We took a bridge to where we didn't want to go.
The news is full of articles and opinions on the latest Supreme Court decision Kelo, et. al. v. New London, CT, et. al. The opinion essentially says that your property can be taken from you by the government for the use of for-profit companies that will provide the government with more tax income that you have been. It's an outrageous decision. But considering how often this has been done in Nashville, it's not real surprise. It's just that you put your hope and trust in the Supreme Court actually consulting the highest authority in our land--the Constitution. Obviously, I'm a literalist and don't understand that the meaning of plain words don't mean what they used to.
You can read the Kelo story, and those of her neighbors and others across the county, in the Heritage Foundation's Insider Winter 2005 edition. The story starts on 24 of their .pdf document. It didn't seem right then, it doesn't seem right now.
The folks at the Tennessee Center for Public Research can do a much better job of explaining the legalities via their Friend of the Court Brief. And Blake's Nashville Files has many more details and links to other information.
The first time I spoke to a city council it was about this issue. I was about 21 and had just returned to my home town after military service. It was a small town of 29,000 and change and was dominated by the shipping port and railroads all moving iron ore and grain on to the rest of the world. Our neighborhood was mostly isolated from the rest of the town by either water or the railroad tracks. We had two very long viaducts that connected us to the rest of the city and I spent my junior high years walking across one of them on my way back and forth from school. It was the replacement of that viaduct that introduced me to my own city council and eminent domain.
Also in that neighborhood was a sweet old woman who had lived about two blocks from the foot of that viaduct. She and her chickens (and a rooster we all heard in the morning) had lived there for years and we all expected that she'd live out the remainder of her life there. Well, the city decided that the viaduct needed to be replaced and having seen it first hand/foot for many years I couldn't have agreed more. It's unsettling to put your feet one foot in front of the other only to discover that the weight of the semi-tractor passing has caused the wooden sidewalk that was supposed to be there to have been displaced and you stumble a bit regaining your sense of balance. It also interrupted the reading I usually did on those one and a half mile walks.
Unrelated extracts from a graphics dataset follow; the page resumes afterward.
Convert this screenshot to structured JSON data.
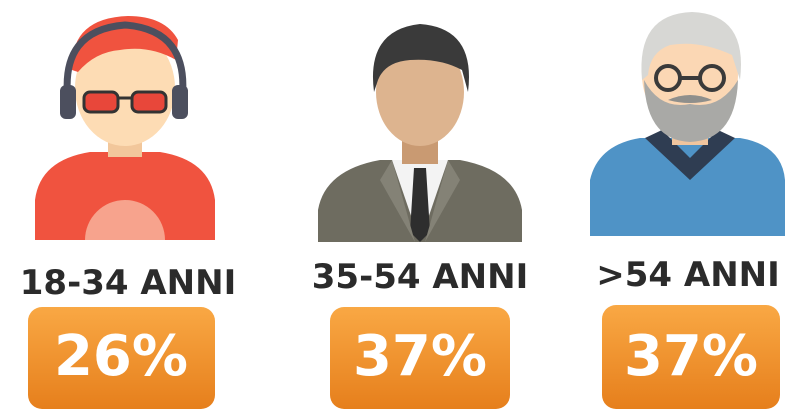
{
  "groups": [
    {
      "label": "18-34 ANNI",
      "value": "26%"
    },
    {
      "label": "35-54 ANNI",
      "value": "37%"
    },
    {
      "label": ">54 ANNI",
      "value": "37%"
    }
  ]
}
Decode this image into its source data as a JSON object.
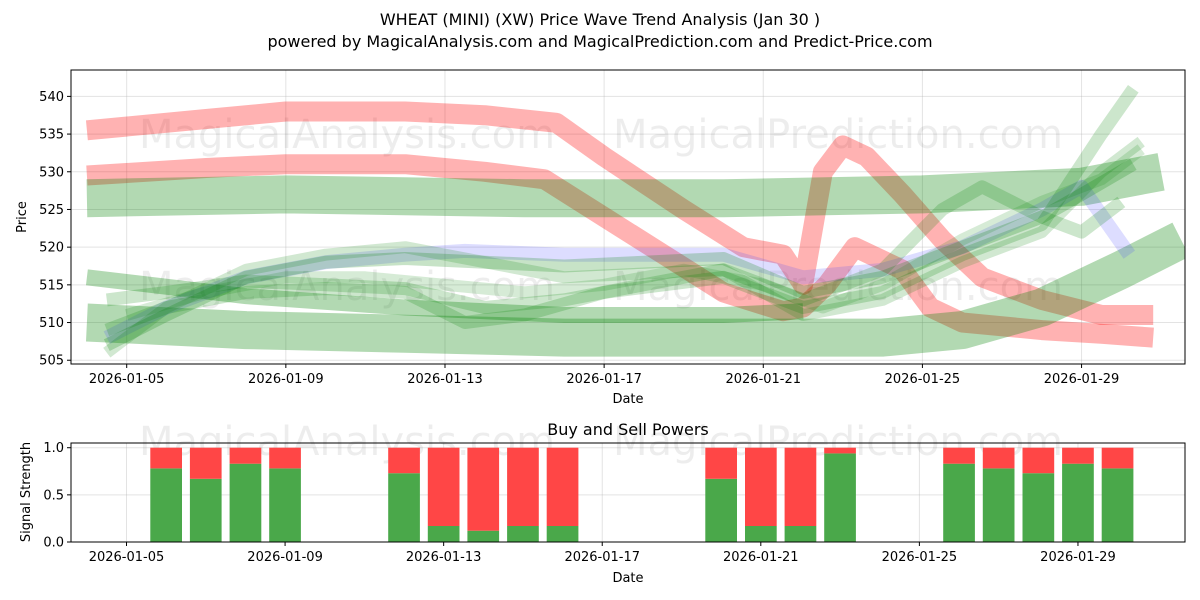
{
  "chart_data": [
    {
      "type": "line",
      "title": "WHEAT (MINI) (XW) Price Wave Trend Analysis (Jan 30 )",
      "subtitle": "powered by MagicalAnalysis.com and MagicalPrediction.com and Predict-Price.com",
      "xlabel": "Date",
      "ylabel": "Price",
      "x_tick_labels": [
        "2026-01-05",
        "2026-01-09",
        "2026-01-13",
        "2026-01-17",
        "2026-01-21",
        "2026-01-25",
        "2026-01-29"
      ],
      "x_tick_days": [
        5,
        9,
        13,
        17,
        21,
        25,
        29
      ],
      "y_ticks": [
        505,
        510,
        515,
        520,
        525,
        530,
        535,
        540
      ],
      "xlim": [
        3.6,
        31.6
      ],
      "ylim": [
        504.5,
        543.5
      ],
      "grid": true,
      "watermarks": [
        "MagicalAnalysis.com",
        "MagicalPrediction.com",
        "MagicalAnalysis.com",
        "MagicalPrediction.com"
      ],
      "series": [
        {
          "name": "upper band",
          "color": "#ff0000",
          "alpha": 0.3,
          "width": 20,
          "points": [
            [
              4.0,
              535.5
            ],
            [
              7.0,
              537.0
            ],
            [
              9.0,
              538.0
            ],
            [
              12.0,
              538.0
            ],
            [
              14.0,
              537.5
            ],
            [
              15.8,
              536.5
            ],
            [
              17.0,
              532.0
            ],
            [
              19.0,
              525.0
            ],
            [
              20.5,
              520.0
            ],
            [
              21.5,
              519.0
            ],
            [
              22.0,
              515.0
            ],
            [
              22.5,
              530.0
            ],
            [
              23.0,
              533.5
            ],
            [
              23.6,
              532.0
            ],
            [
              24.5,
              527.0
            ],
            [
              25.5,
              521.0
            ],
            [
              26.5,
              516.0
            ],
            [
              28.0,
              513.0
            ],
            [
              29.5,
              511.0
            ],
            [
              30.8,
              511.0
            ]
          ]
        },
        {
          "name": "lower band",
          "color": "#ff0000",
          "alpha": 0.3,
          "width": 20,
          "points": [
            [
              4.0,
              529.5
            ],
            [
              7.0,
              530.5
            ],
            [
              9.0,
              531.0
            ],
            [
              12.0,
              531.0
            ],
            [
              14.0,
              530.0
            ],
            [
              15.5,
              529.0
            ],
            [
              17.0,
              524.0
            ],
            [
              18.5,
              519.0
            ],
            [
              20.0,
              514.0
            ],
            [
              21.5,
              511.5
            ],
            [
              22.0,
              512.0
            ],
            [
              22.6,
              515.0
            ],
            [
              23.3,
              520.0
            ],
            [
              24.5,
              517.0
            ],
            [
              25.2,
              512.0
            ],
            [
              26.0,
              510.0
            ],
            [
              28.0,
              509.0
            ],
            [
              29.5,
              508.5
            ],
            [
              30.8,
              508.0
            ]
          ]
        },
        {
          "name": "green wide band",
          "color": "#008000",
          "alpha": 0.3,
          "width": 38,
          "points": [
            [
              4.0,
              526.5
            ],
            [
              9.0,
              527.0
            ],
            [
              15.0,
              526.5
            ],
            [
              20.0,
              526.5
            ],
            [
              25.0,
              527.0
            ],
            [
              29.0,
              528.0
            ],
            [
              31.0,
              530.0
            ]
          ]
        },
        {
          "name": "green lower band",
          "color": "#008000",
          "alpha": 0.3,
          "width": 38,
          "points": [
            [
              4.0,
              510.0
            ],
            [
              8.0,
              509.0
            ],
            [
              12.0,
              508.5
            ],
            [
              16.0,
              508.0
            ],
            [
              20.0,
              508.0
            ],
            [
              24.0,
              508.0
            ],
            [
              26.0,
              509.0
            ],
            [
              28.0,
              512.0
            ],
            [
              30.0,
              517.0
            ],
            [
              31.5,
              521.0
            ]
          ]
        },
        {
          "name": "green diagonal",
          "color": "#008000",
          "alpha": 0.3,
          "width": 16,
          "points": [
            [
              4.0,
              516.0
            ],
            [
              8.0,
              513.5
            ],
            [
              12.0,
              512.0
            ],
            [
              16.0,
              511.0
            ],
            [
              20.0,
              511.0
            ],
            [
              22.0,
              511.5
            ]
          ]
        },
        {
          "name": "blue wave",
          "color": "#4040ff",
          "alpha": 0.18,
          "width": 14,
          "points": [
            [
              4.5,
              508.0
            ],
            [
              6.0,
              512.0
            ],
            [
              8.0,
              516.0
            ],
            [
              10.0,
              518.0
            ],
            [
              12.0,
              519.0
            ],
            [
              13.5,
              519.5
            ],
            [
              16.0,
              519.0
            ],
            [
              18.0,
              519.0
            ],
            [
              20.0,
              519.0
            ],
            [
              22.0,
              516.0
            ],
            [
              24.0,
              517.0
            ],
            [
              26.0,
              520.0
            ],
            [
              28.0,
              525.0
            ],
            [
              29.0,
              528.0
            ],
            [
              30.2,
              519.0
            ]
          ]
        },
        {
          "name": "green wave a",
          "color": "#008000",
          "alpha": 0.22,
          "width": 13,
          "points": [
            [
              4.5,
              507.0
            ],
            [
              6.0,
              511.0
            ],
            [
              8.0,
              516.0
            ],
            [
              10.0,
              518.0
            ],
            [
              12.0,
              518.5
            ],
            [
              14.0,
              518.0
            ],
            [
              16.0,
              517.5
            ],
            [
              18.0,
              518.0
            ],
            [
              20.0,
              518.5
            ],
            [
              22.0,
              514.0
            ],
            [
              24.0,
              516.0
            ],
            [
              26.0,
              520.0
            ],
            [
              28.0,
              524.0
            ],
            [
              29.0,
              527.0
            ],
            [
              30.3,
              531.0
            ]
          ]
        },
        {
          "name": "green wave b",
          "color": "#008000",
          "alpha": 0.2,
          "width": 13,
          "points": [
            [
              4.5,
              509.0
            ],
            [
              6.0,
              512.0
            ],
            [
              8.0,
              514.0
            ],
            [
              10.0,
              514.5
            ],
            [
              12.0,
              514.0
            ],
            [
              13.5,
              510.0
            ],
            [
              15.0,
              511.0
            ],
            [
              17.0,
              514.0
            ],
            [
              20.0,
              516.0
            ],
            [
              22.0,
              512.0
            ],
            [
              24.0,
              514.0
            ],
            [
              26.0,
              519.0
            ],
            [
              28.0,
              523.0
            ],
            [
              29.5,
              535.0
            ],
            [
              30.3,
              541.0
            ]
          ]
        },
        {
          "name": "green wave c",
          "color": "#008000",
          "alpha": 0.2,
          "width": 13,
          "points": [
            [
              4.5,
              513.0
            ],
            [
              6.0,
              514.0
            ],
            [
              8.0,
              515.5
            ],
            [
              10.0,
              515.0
            ],
            [
              12.0,
              514.5
            ],
            [
              14.0,
              512.0
            ],
            [
              16.0,
              513.0
            ],
            [
              18.0,
              515.0
            ],
            [
              20.0,
              517.0
            ],
            [
              22.0,
              513.0
            ],
            [
              24.0,
              517.0
            ],
            [
              25.5,
              525.0
            ],
            [
              26.5,
              528.0
            ],
            [
              28.0,
              524.0
            ],
            [
              29.0,
              522.0
            ],
            [
              30.0,
              526.0
            ]
          ]
        },
        {
          "name": "green wave d",
          "color": "#008000",
          "alpha": 0.18,
          "width": 12,
          "points": [
            [
              4.5,
              506.0
            ],
            [
              6.0,
              512.0
            ],
            [
              8.0,
              517.0
            ],
            [
              10.0,
              519.0
            ],
            [
              12.0,
              520.0
            ],
            [
              14.0,
              518.0
            ],
            [
              16.0,
              516.0
            ],
            [
              18.0,
              516.5
            ],
            [
              20.0,
              517.0
            ],
            [
              22.0,
              511.0
            ],
            [
              24.0,
              513.0
            ],
            [
              26.0,
              518.0
            ],
            [
              28.0,
              522.0
            ],
            [
              29.5,
              530.0
            ],
            [
              30.5,
              534.0
            ]
          ]
        },
        {
          "name": "green wave e",
          "color": "#008000",
          "alpha": 0.16,
          "width": 12,
          "points": [
            [
              5.0,
              511.0
            ],
            [
              7.0,
              514.0
            ],
            [
              9.0,
              516.0
            ],
            [
              11.0,
              516.0
            ],
            [
              13.0,
              515.0
            ],
            [
              15.0,
              514.0
            ],
            [
              17.0,
              515.0
            ],
            [
              19.0,
              517.0
            ],
            [
              21.0,
              515.0
            ],
            [
              22.5,
              512.0
            ],
            [
              24.0,
              515.0
            ],
            [
              26.0,
              521.0
            ],
            [
              28.0,
              526.0
            ],
            [
              29.5,
              529.0
            ],
            [
              30.5,
              533.0
            ]
          ]
        }
      ]
    },
    {
      "type": "bar",
      "title": "Buy and Sell Powers",
      "xlabel": "Date",
      "ylabel": "Signal Strength",
      "x_tick_labels": [
        "2026-01-05",
        "2026-01-09",
        "2026-01-13",
        "2026-01-17",
        "2026-01-21",
        "2026-01-25",
        "2026-01-29"
      ],
      "x_tick_days": [
        5,
        9,
        13,
        17,
        21,
        25,
        29
      ],
      "y_tick_labels": [
        "0.0",
        "0.5",
        "1.0"
      ],
      "y_ticks": [
        0.0,
        0.5,
        1.0
      ],
      "xlim": [
        3.6,
        31.7
      ],
      "ylim": [
        0,
        1.05
      ],
      "grid": true,
      "buy_color": "#4aa84a",
      "sell_color": "#ff4646",
      "watermarks": [
        "MagicalAnalysis.com",
        "MagicalPrediction.com"
      ],
      "bars": [
        {
          "day": 6,
          "buy": 0.78
        },
        {
          "day": 7,
          "buy": 0.67
        },
        {
          "day": 8,
          "buy": 0.83
        },
        {
          "day": 9,
          "buy": 0.78
        },
        {
          "day": 12,
          "buy": 0.73
        },
        {
          "day": 13,
          "buy": 0.17
        },
        {
          "day": 14,
          "buy": 0.12
        },
        {
          "day": 15,
          "buy": 0.17
        },
        {
          "day": 16,
          "buy": 0.17
        },
        {
          "day": 20,
          "buy": 0.67
        },
        {
          "day": 21,
          "buy": 0.17
        },
        {
          "day": 22,
          "buy": 0.17
        },
        {
          "day": 23,
          "buy": 0.94
        },
        {
          "day": 26,
          "buy": 0.83
        },
        {
          "day": 27,
          "buy": 0.78
        },
        {
          "day": 28,
          "buy": 0.73
        },
        {
          "day": 29,
          "buy": 0.83
        },
        {
          "day": 30,
          "buy": 0.78
        }
      ]
    }
  ]
}
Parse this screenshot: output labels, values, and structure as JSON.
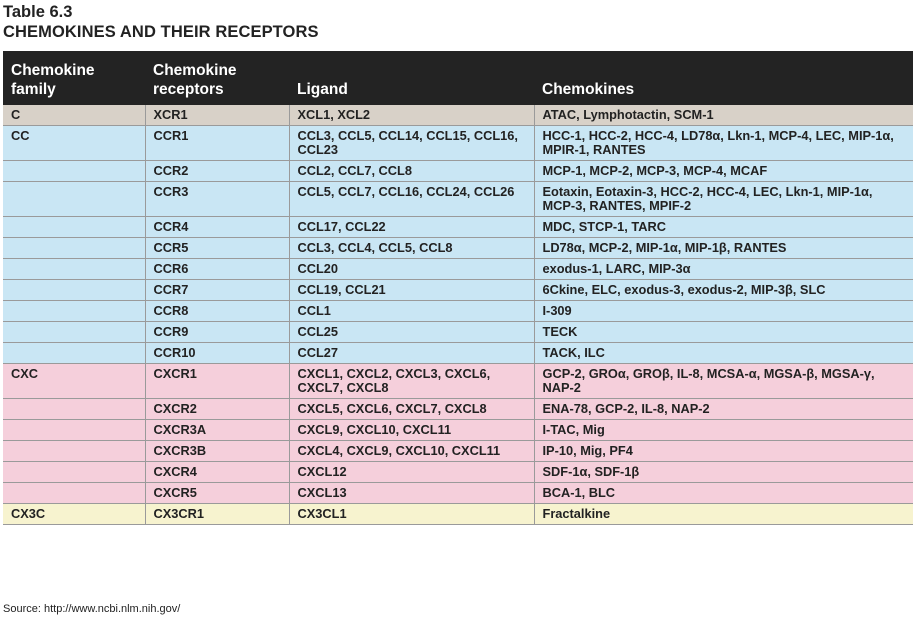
{
  "table_number": "Table 6.3",
  "table_title": "CHEMOKINES AND THEIR RECEPTORS",
  "headers": {
    "family": [
      "Chemokine",
      "family"
    ],
    "receptors": [
      "Chemokine",
      "receptors"
    ],
    "ligand": "Ligand",
    "chemokines": "Chemokines"
  },
  "rows": [
    {
      "group": "c",
      "family": "C",
      "receptor": "XCR1",
      "ligand": "XCL1, XCL2",
      "chemokines": "ATAC, Lymphotactin, SCM-1"
    },
    {
      "group": "cc",
      "family": "CC",
      "receptor": "CCR1",
      "ligand": "CCL3, CCL5, CCL14, CCL15, CCL16, CCL23",
      "chemokines": "HCC-1, HCC-2, HCC-4, LD78α, Lkn-1, MCP-4, LEC, MIP-1α, MPIR-1, RANTES"
    },
    {
      "group": "cc",
      "family": "",
      "receptor": "CCR2",
      "ligand": "CCL2, CCL7, CCL8",
      "chemokines": "MCP-1, MCP-2, MCP-3, MCP-4, MCAF"
    },
    {
      "group": "cc",
      "family": "",
      "receptor": "CCR3",
      "ligand": "CCL5, CCL7, CCL16, CCL24, CCL26",
      "chemokines": "Eotaxin, Eotaxin-3, HCC-2, HCC-4, LEC, Lkn-1, MIP-1α, MCP-3, RANTES, MPIF-2"
    },
    {
      "group": "cc",
      "family": "",
      "receptor": "CCR4",
      "ligand": "CCL17, CCL22",
      "chemokines": "MDC, STCP-1, TARC"
    },
    {
      "group": "cc",
      "family": "",
      "receptor": "CCR5",
      "ligand": "CCL3, CCL4, CCL5, CCL8",
      "chemokines": "LD78α, MCP-2, MIP-1α, MIP-1β, RANTES"
    },
    {
      "group": "cc",
      "family": "",
      "receptor": "CCR6",
      "ligand": "CCL20",
      "chemokines": "exodus-1, LARC, MIP-3α"
    },
    {
      "group": "cc",
      "family": "",
      "receptor": "CCR7",
      "ligand": "CCL19, CCL21",
      "chemokines": "6Ckine, ELC, exodus-3, exodus-2, MIP-3β, SLC"
    },
    {
      "group": "cc",
      "family": "",
      "receptor": "CCR8",
      "ligand": "CCL1",
      "chemokines": "I-309"
    },
    {
      "group": "cc",
      "family": "",
      "receptor": "CCR9",
      "ligand": "CCL25",
      "chemokines": "TECK"
    },
    {
      "group": "cc",
      "family": "",
      "receptor": "CCR10",
      "ligand": "CCL27",
      "chemokines": "TACK, ILC"
    },
    {
      "group": "cxc",
      "family": "CXC",
      "receptor": "CXCR1",
      "ligand": "CXCL1, CXCL2, CXCL3, CXCL6, CXCL7, CXCL8",
      "chemokines": "GCP-2, GROα, GROβ, IL-8, MCSA-α, MGSA-β, MGSA-γ, NAP-2"
    },
    {
      "group": "cxc",
      "family": "",
      "receptor": "CXCR2",
      "ligand": "CXCL5, CXCL6, CXCL7, CXCL8",
      "chemokines": "ENA-78, GCP-2, IL-8, NAP-2"
    },
    {
      "group": "cxc",
      "family": "",
      "receptor": "CXCR3A",
      "ligand": "CXCL9, CXCL10, CXCL11",
      "chemokines": "I-TAC, Mig"
    },
    {
      "group": "cxc",
      "family": "",
      "receptor": "CXCR3B",
      "ligand": "CXCL4, CXCL9, CXCL10, CXCL11",
      "chemokines": "IP-10, Mig, PF4"
    },
    {
      "group": "cxc",
      "family": "",
      "receptor": "CXCR4",
      "ligand": "CXCL12",
      "chemokines": "SDF-1α, SDF-1β"
    },
    {
      "group": "cxc",
      "family": "",
      "receptor": "CXCR5",
      "ligand": "CXCL13",
      "chemokines": "BCA-1, BLC"
    },
    {
      "group": "cx3c",
      "family": "CX3C",
      "receptor": "CX3CR1",
      "ligand": "CX3CL1",
      "chemokines": "Fractalkine"
    }
  ],
  "source": "Source: http://www.ncbi.nlm.nih.gov/",
  "colors": {
    "header_bg": "#232323",
    "c": "#d8d1c8",
    "cc": "#c9e6f4",
    "cxc": "#f5cfdb",
    "cx3c": "#f7f3cf"
  }
}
So the plans for the new bridge and approach were drawn up and unfortunately our elderly neighbor's property was required. Folks were astonished that so much land would be needed and balked and tried to defend this woman's property to no avail. She and her chickens were relocated. I never knew where.
So the bridge is built. It's obviously a great improvement over wood wood/asphalt original and we return to the rhythms of our life until a small notice appears in the paper announcing a zoning variance to let a liquor store put in a drive through. It seems the city hadn't really needed the elderly lady's land after all and had sold it to someone who intended to set up a liquor store. The neighbors were outraged. Not only had their dear friend been unnecessarily displaced but replaced by a liquor store! We gathered together and attended the meeting. For my part I told the council that this was our neighborhood and the folks across town had no right to vote against what we wanted in our own backyard. The council was not persuaded by any of us and the liquor store got their permit and promptly installed a drive-thru window...the only one I've even seen.
I've seen too much of this sort of thing in Nashville. People displaced because bigger economic entities than they want what they have. They've got the lawyers and money to pretty much get their way. And when the government is more concerned about their own financial circumstances instead of safekeeping our rights it's an even bigger problem. And now, they've got the Supremes on their side. I may actually want that bigger entity moving in and improving the place, but we've run headlong into trouble when we don't honor the individual rights. But I guess that's what our Native American citizens have been telling us for a good long time.